3.                     Dans la décision attaquée (chiffre 6), l'autorité intimée a arrêté à 1'253'222 fr. 75 l'assiette du droit litigieux, bien que la recourante se soit fait adjuger à un prix de 710'200 francs au total quatre des six immeubles composant le domaine de B.________. Elle justifie ce montant par la reprise, par la recourante, des créances de la C.________ et de D.________ SA contre le failli, d'un montant de 725'735 fr. 60, respectivement 570'263 fr. 15, total dont il conviendrait de déduire, pour obtenir l'assiette du droit de mutation, l'adjudication de deux parcelles du domaine B.________ à F.________ au prix de 42'780 francs. L'autorité intimée voit dans ces reprises des prestations accessoires mises à charge de l'acquéreur, conformément à l'art. 6 al. 3 LMSD; elle se garde en revanche d'invoquer l'art. 6 al. 5 LMSD à l'appui de son raisonnement.

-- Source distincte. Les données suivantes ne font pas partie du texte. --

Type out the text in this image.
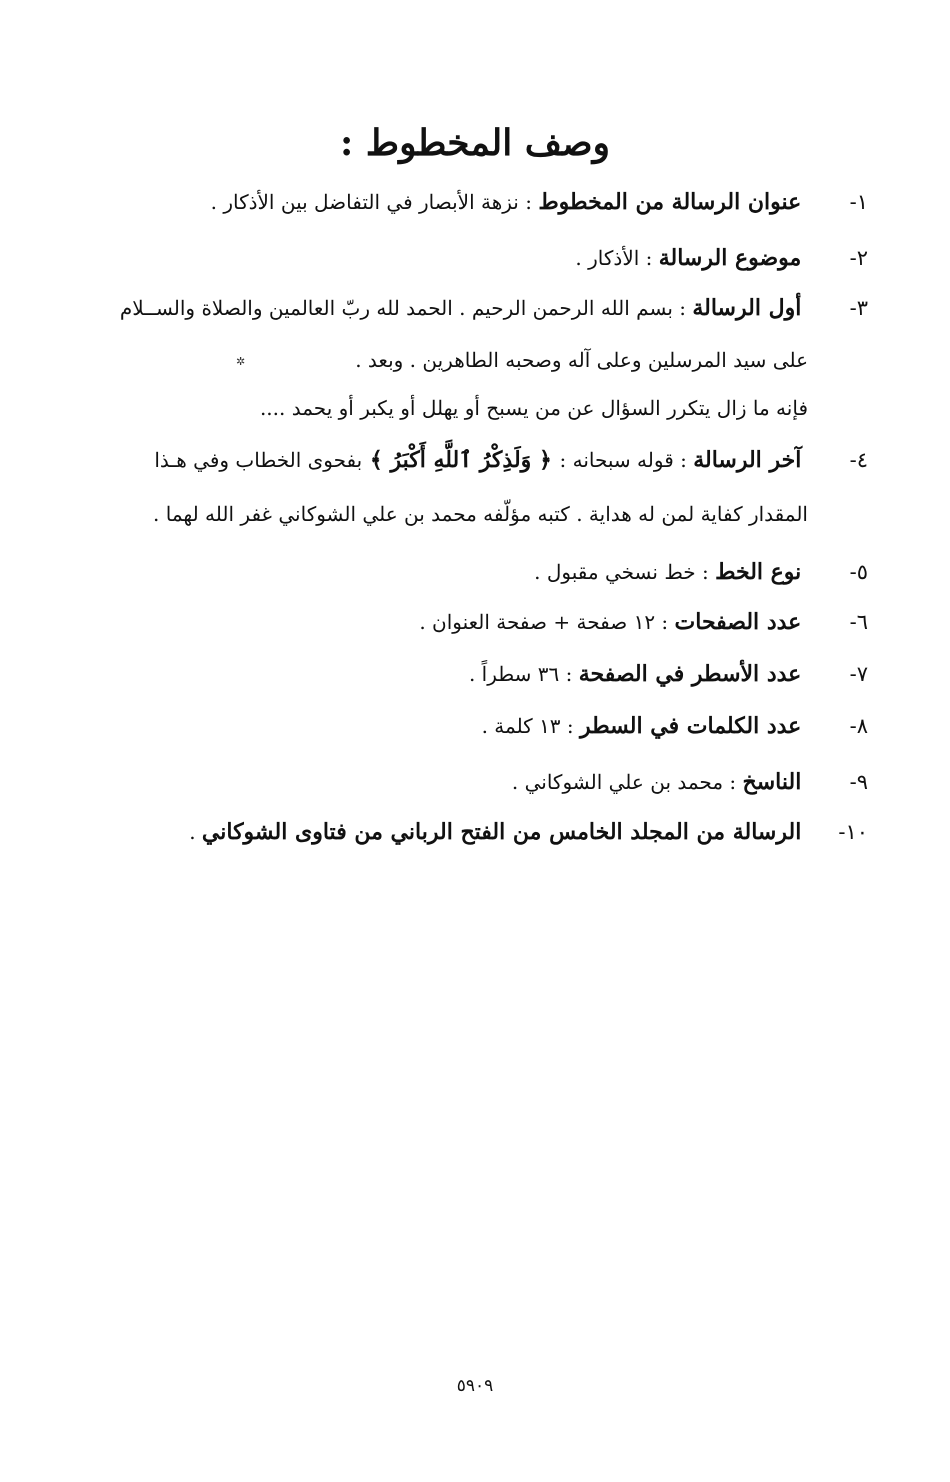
وصف المخطوط :
١- عنوان الرسالة من المخطوط : نزهة الأبصار في التفاضل بين الأذكار .
٢- موضوع الرسالة : الأذكار .
٣- أول الرسالة : بسم الله الرحمن الرحيم . الحمد لله ربّ العالمين والصلاة والســلام
على سيد المرسلين وعلى آله وصحبه الطاهرين . وبعد .
✲
فإنه ما زال يتكرر السؤال عن من يسبح أو يهلل أو يكبر أو يحمد ....
٤- آخر الرسالة : قوله سبحانه : ﴿ وَلَذِكْرُ ٱللَّهِ أَكْبَرُ ﴾ بفحوى الخطاب وفي هـذا
المقدار كفاية لمن له هداية . كتبه مؤلّفه محمد بن علي الشوكاني غفر الله لهما .
٥- نوع الخط : خط نسخي مقبول .
٦- عدد الصفحات : ١٢ صفحة + صفحة العنوان .
٧- عدد الأسطر في الصفحة : ٣٦ سطراً .
٨- عدد الكلمات في السطر : ١٣ كلمة .
٩- الناسخ : محمد بن علي الشوكاني .
١٠- الرسالة من المجلد الخامس من الفتح الرباني من فتاوى الشوكاني .
٥٩٠٩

                        a) L'autorité intimée a cependant perdu de vue que le total des engagements de la recourante pour l'acquisition de ces quatre immeubles se limite à 710'200 francs; elle n'a en effet repris aucune des dettes contractées par B.________. S'agissant des créances de la C.________ et de D.________ SA, partiellement garanties par un gage inscrit au feuillet de chacun des immeubles du failli en premier rang, respectivement une hypothèque légale des artisans et entrepreneurs, on doit tout d'abord objecter au raisonnement de l'autorité intimée l'extinction des gages non couverts par le prix d'adjudication.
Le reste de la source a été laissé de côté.